Investment activity by these international firms has been increasing over the past years, including the establishment of technical centers and manufacturing capabilities, often through acquisition or joint ventures with domestic players.

GE Water has been working very closely with the Chinese government, business partners and its customers. In 2005, the company established an R&D team at GE's China Technology Center in Shanghai. An expanded facility in Wuxi will manufacture and assemble products that meet the unique requirements for China. Products in development include packaged wastewater membrane bioreactor systems that allow for rapid deployment and ultra-low energy reverse-osmosis systems.

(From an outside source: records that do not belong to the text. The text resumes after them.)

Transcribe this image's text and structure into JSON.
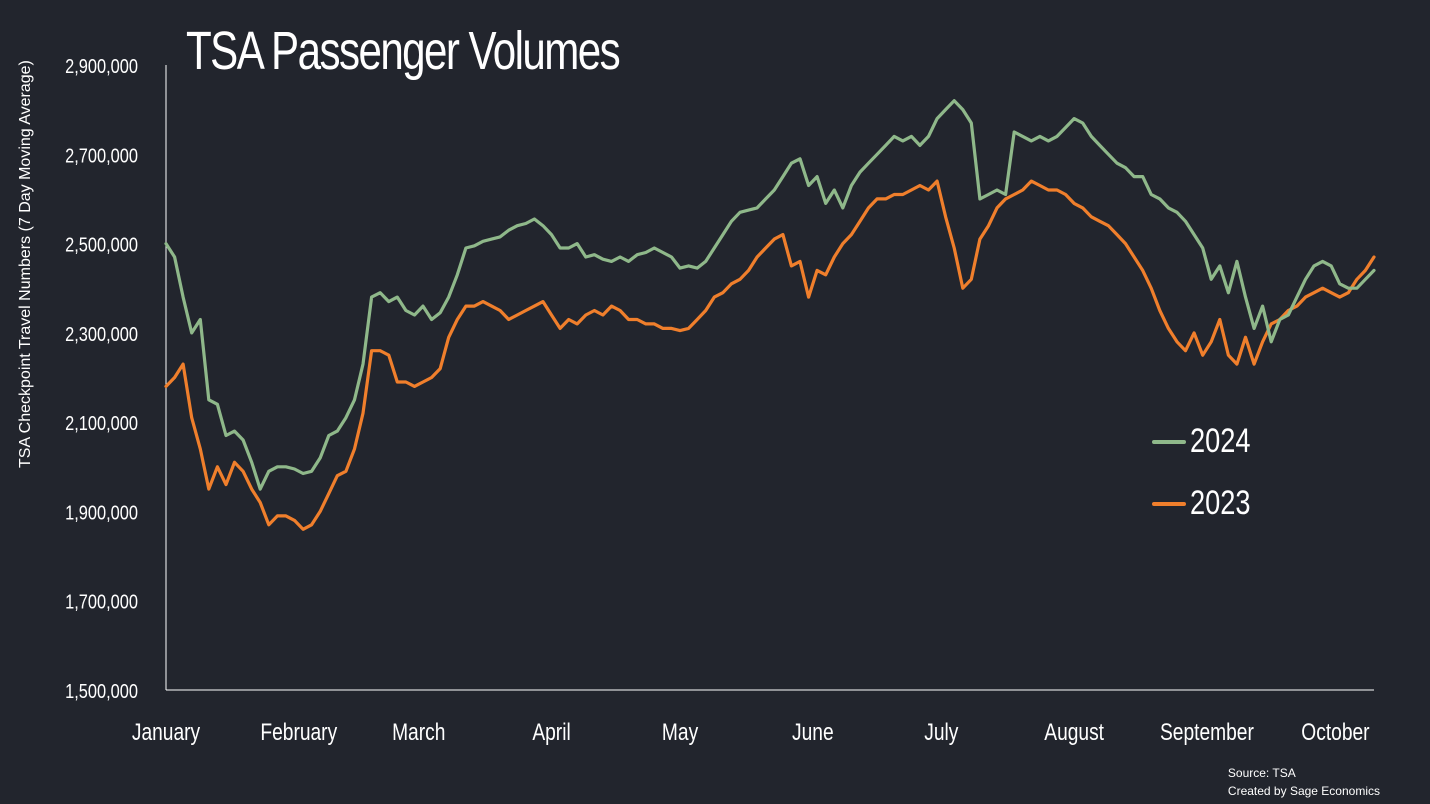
{
  "chart_data": {
    "type": "line",
    "title": "TSA Passenger Volumes",
    "ylabel": "TSA Checkpoint Travel Numbers (7 Day Moving Average)",
    "xlabel": "",
    "ylim": [
      1500000,
      2900000
    ],
    "yticks": [
      "1,500,000",
      "1,700,000",
      "1,900,000",
      "2,100,000",
      "2,300,000",
      "2,500,000",
      "2,700,000",
      "2,900,000"
    ],
    "ytick_values": [
      1500000,
      1700000,
      1900000,
      2100000,
      2300000,
      2500000,
      2700000,
      2900000
    ],
    "month_labels": [
      "January",
      "February",
      "March",
      "April",
      "May",
      "June",
      "July",
      "August",
      "September",
      "October"
    ],
    "month_positions": [
      0,
      31,
      59,
      90,
      120,
      151,
      181,
      212,
      243,
      273
    ],
    "x_unit": "day of year",
    "xlim": [
      0,
      280
    ],
    "grid": false,
    "legend_placement": "right",
    "series": [
      {
        "name": "2024",
        "color": "#8fb88a",
        "points": [
          [
            0,
            2500000
          ],
          [
            2,
            2470000
          ],
          [
            4,
            2380000
          ],
          [
            6,
            2300000
          ],
          [
            8,
            2330000
          ],
          [
            10,
            2150000
          ],
          [
            12,
            2140000
          ],
          [
            14,
            2070000
          ],
          [
            16,
            2080000
          ],
          [
            18,
            2060000
          ],
          [
            20,
            2010000
          ],
          [
            22,
            1950000
          ],
          [
            24,
            1990000
          ],
          [
            26,
            2000000
          ],
          [
            28,
            2000000
          ],
          [
            30,
            1995000
          ],
          [
            32,
            1985000
          ],
          [
            34,
            1990000
          ],
          [
            36,
            2020000
          ],
          [
            38,
            2070000
          ],
          [
            40,
            2080000
          ],
          [
            42,
            2110000
          ],
          [
            44,
            2150000
          ],
          [
            46,
            2230000
          ],
          [
            48,
            2380000
          ],
          [
            50,
            2390000
          ],
          [
            52,
            2370000
          ],
          [
            54,
            2380000
          ],
          [
            56,
            2350000
          ],
          [
            58,
            2340000
          ],
          [
            60,
            2360000
          ],
          [
            62,
            2330000
          ],
          [
            64,
            2345000
          ],
          [
            66,
            2380000
          ],
          [
            68,
            2430000
          ],
          [
            70,
            2490000
          ],
          [
            72,
            2495000
          ],
          [
            74,
            2505000
          ],
          [
            76,
            2510000
          ],
          [
            78,
            2515000
          ],
          [
            80,
            2530000
          ],
          [
            82,
            2540000
          ],
          [
            84,
            2545000
          ],
          [
            86,
            2555000
          ],
          [
            88,
            2540000
          ],
          [
            90,
            2520000
          ],
          [
            92,
            2490000
          ],
          [
            94,
            2490000
          ],
          [
            96,
            2500000
          ],
          [
            98,
            2470000
          ],
          [
            100,
            2475000
          ],
          [
            102,
            2465000
          ],
          [
            104,
            2460000
          ],
          [
            106,
            2470000
          ],
          [
            108,
            2460000
          ],
          [
            110,
            2475000
          ],
          [
            112,
            2480000
          ],
          [
            114,
            2490000
          ],
          [
            116,
            2480000
          ],
          [
            118,
            2470000
          ],
          [
            120,
            2445000
          ],
          [
            122,
            2450000
          ],
          [
            124,
            2445000
          ],
          [
            126,
            2460000
          ],
          [
            128,
            2490000
          ],
          [
            130,
            2520000
          ],
          [
            132,
            2550000
          ],
          [
            134,
            2570000
          ],
          [
            136,
            2575000
          ],
          [
            138,
            2580000
          ],
          [
            140,
            2600000
          ],
          [
            142,
            2620000
          ],
          [
            144,
            2650000
          ],
          [
            146,
            2680000
          ],
          [
            148,
            2690000
          ],
          [
            150,
            2630000
          ],
          [
            152,
            2650000
          ],
          [
            154,
            2590000
          ],
          [
            156,
            2620000
          ],
          [
            158,
            2580000
          ],
          [
            160,
            2630000
          ],
          [
            162,
            2660000
          ],
          [
            164,
            2680000
          ],
          [
            166,
            2700000
          ],
          [
            168,
            2720000
          ],
          [
            170,
            2740000
          ],
          [
            172,
            2730000
          ],
          [
            174,
            2740000
          ],
          [
            176,
            2720000
          ],
          [
            178,
            2740000
          ],
          [
            180,
            2780000
          ],
          [
            182,
            2800000
          ],
          [
            184,
            2820000
          ],
          [
            186,
            2800000
          ],
          [
            188,
            2770000
          ],
          [
            190,
            2600000
          ],
          [
            192,
            2610000
          ],
          [
            194,
            2620000
          ],
          [
            196,
            2610000
          ],
          [
            198,
            2750000
          ],
          [
            200,
            2740000
          ],
          [
            202,
            2730000
          ],
          [
            204,
            2740000
          ],
          [
            206,
            2730000
          ],
          [
            208,
            2740000
          ],
          [
            210,
            2760000
          ],
          [
            212,
            2780000
          ],
          [
            214,
            2770000
          ],
          [
            216,
            2740000
          ],
          [
            218,
            2720000
          ],
          [
            220,
            2700000
          ],
          [
            222,
            2680000
          ],
          [
            224,
            2670000
          ],
          [
            226,
            2650000
          ],
          [
            228,
            2650000
          ],
          [
            230,
            2610000
          ],
          [
            232,
            2600000
          ],
          [
            234,
            2580000
          ],
          [
            236,
            2570000
          ],
          [
            238,
            2550000
          ],
          [
            240,
            2520000
          ],
          [
            242,
            2490000
          ],
          [
            244,
            2420000
          ],
          [
            246,
            2450000
          ],
          [
            248,
            2390000
          ],
          [
            250,
            2460000
          ],
          [
            252,
            2380000
          ],
          [
            254,
            2310000
          ],
          [
            256,
            2360000
          ],
          [
            258,
            2280000
          ],
          [
            260,
            2330000
          ],
          [
            262,
            2340000
          ],
          [
            264,
            2380000
          ],
          [
            266,
            2420000
          ],
          [
            268,
            2450000
          ],
          [
            270,
            2460000
          ],
          [
            272,
            2450000
          ],
          [
            274,
            2410000
          ],
          [
            276,
            2400000
          ],
          [
            278,
            2400000
          ],
          [
            280,
            2420000
          ],
          [
            282,
            2440000
          ]
        ]
      },
      {
        "name": "2023",
        "color": "#f07f2c",
        "points": [
          [
            0,
            2180000
          ],
          [
            2,
            2200000
          ],
          [
            4,
            2230000
          ],
          [
            6,
            2110000
          ],
          [
            8,
            2040000
          ],
          [
            10,
            1950000
          ],
          [
            12,
            2000000
          ],
          [
            14,
            1960000
          ],
          [
            16,
            2010000
          ],
          [
            18,
            1990000
          ],
          [
            20,
            1950000
          ],
          [
            22,
            1920000
          ],
          [
            24,
            1870000
          ],
          [
            26,
            1890000
          ],
          [
            28,
            1890000
          ],
          [
            30,
            1880000
          ],
          [
            32,
            1860000
          ],
          [
            34,
            1870000
          ],
          [
            36,
            1900000
          ],
          [
            38,
            1940000
          ],
          [
            40,
            1980000
          ],
          [
            42,
            1990000
          ],
          [
            44,
            2040000
          ],
          [
            46,
            2120000
          ],
          [
            48,
            2260000
          ],
          [
            50,
            2260000
          ],
          [
            52,
            2250000
          ],
          [
            54,
            2190000
          ],
          [
            56,
            2190000
          ],
          [
            58,
            2180000
          ],
          [
            60,
            2190000
          ],
          [
            62,
            2200000
          ],
          [
            64,
            2220000
          ],
          [
            66,
            2290000
          ],
          [
            68,
            2330000
          ],
          [
            70,
            2360000
          ],
          [
            72,
            2360000
          ],
          [
            74,
            2370000
          ],
          [
            76,
            2360000
          ],
          [
            78,
            2350000
          ],
          [
            80,
            2330000
          ],
          [
            82,
            2340000
          ],
          [
            84,
            2350000
          ],
          [
            86,
            2360000
          ],
          [
            88,
            2370000
          ],
          [
            90,
            2340000
          ],
          [
            92,
            2310000
          ],
          [
            94,
            2330000
          ],
          [
            96,
            2320000
          ],
          [
            98,
            2340000
          ],
          [
            100,
            2350000
          ],
          [
            102,
            2340000
          ],
          [
            104,
            2360000
          ],
          [
            106,
            2350000
          ],
          [
            108,
            2330000
          ],
          [
            110,
            2330000
          ],
          [
            112,
            2320000
          ],
          [
            114,
            2320000
          ],
          [
            116,
            2310000
          ],
          [
            118,
            2310000
          ],
          [
            120,
            2305000
          ],
          [
            122,
            2310000
          ],
          [
            124,
            2330000
          ],
          [
            126,
            2350000
          ],
          [
            128,
            2380000
          ],
          [
            130,
            2390000
          ],
          [
            132,
            2410000
          ],
          [
            134,
            2420000
          ],
          [
            136,
            2440000
          ],
          [
            138,
            2470000
          ],
          [
            140,
            2490000
          ],
          [
            142,
            2510000
          ],
          [
            144,
            2520000
          ],
          [
            146,
            2450000
          ],
          [
            148,
            2460000
          ],
          [
            150,
            2380000
          ],
          [
            152,
            2440000
          ],
          [
            154,
            2430000
          ],
          [
            156,
            2470000
          ],
          [
            158,
            2500000
          ],
          [
            160,
            2520000
          ],
          [
            162,
            2550000
          ],
          [
            164,
            2580000
          ],
          [
            166,
            2600000
          ],
          [
            168,
            2600000
          ],
          [
            170,
            2610000
          ],
          [
            172,
            2610000
          ],
          [
            174,
            2620000
          ],
          [
            176,
            2630000
          ],
          [
            178,
            2620000
          ],
          [
            180,
            2640000
          ],
          [
            182,
            2560000
          ],
          [
            184,
            2490000
          ],
          [
            186,
            2400000
          ],
          [
            188,
            2420000
          ],
          [
            190,
            2510000
          ],
          [
            192,
            2540000
          ],
          [
            194,
            2580000
          ],
          [
            196,
            2600000
          ],
          [
            198,
            2610000
          ],
          [
            200,
            2620000
          ],
          [
            202,
            2640000
          ],
          [
            204,
            2630000
          ],
          [
            206,
            2620000
          ],
          [
            208,
            2620000
          ],
          [
            210,
            2610000
          ],
          [
            212,
            2590000
          ],
          [
            214,
            2580000
          ],
          [
            216,
            2560000
          ],
          [
            218,
            2550000
          ],
          [
            220,
            2540000
          ],
          [
            222,
            2520000
          ],
          [
            224,
            2500000
          ],
          [
            226,
            2470000
          ],
          [
            228,
            2440000
          ],
          [
            230,
            2400000
          ],
          [
            232,
            2350000
          ],
          [
            234,
            2310000
          ],
          [
            236,
            2280000
          ],
          [
            238,
            2260000
          ],
          [
            240,
            2300000
          ],
          [
            242,
            2250000
          ],
          [
            244,
            2280000
          ],
          [
            246,
            2330000
          ],
          [
            248,
            2250000
          ],
          [
            250,
            2230000
          ],
          [
            252,
            2290000
          ],
          [
            254,
            2230000
          ],
          [
            256,
            2280000
          ],
          [
            258,
            2320000
          ],
          [
            260,
            2330000
          ],
          [
            262,
            2350000
          ],
          [
            264,
            2360000
          ],
          [
            266,
            2380000
          ],
          [
            268,
            2390000
          ],
          [
            270,
            2400000
          ],
          [
            272,
            2390000
          ],
          [
            274,
            2380000
          ],
          [
            276,
            2390000
          ],
          [
            278,
            2420000
          ],
          [
            280,
            2440000
          ],
          [
            282,
            2470000
          ]
        ]
      }
    ],
    "source_line1": "Source: TSA",
    "source_line2": "Created by Sage Economics"
  }
}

"Key factors to stay competitive in the market include bringing advanced technologies for tough-to-treat waters and targeted solutions designed for the China market," asserts Messina.

Ashland Hercules Water Technologies has also made several investments in China. In 2006, the company purchased water treatment chemical producer Nanjing Clear Environmental, acquired Degussa's water treatment business, which included a polyacrylamide industrial plant in Beijing, and bought out the domestic JV partner in a Shanghai plant. These moves were followed in 2007 with an increase of capacity at the Beijing site and the building of a technical center in Shanghai. Currently Ashland is expanding manufacturing capacity at the Shanghai plant.

"It is part of our strategy to invest in both manufacturing capabilities and technical know-how in China," stresses Raymond. "The goal is to balance local capabilities over the entire business profile and support local production and service ability with our global R&D capability and scale."

Both GE Water and Ashland see the emphasis on recycling as a major opportunity. Recycling poses challenges with increased scaling, corrosion and biocontamination. Growing demand for municipal waste water treatment systems is creating potential for liquid/solid separation tech-nology as well.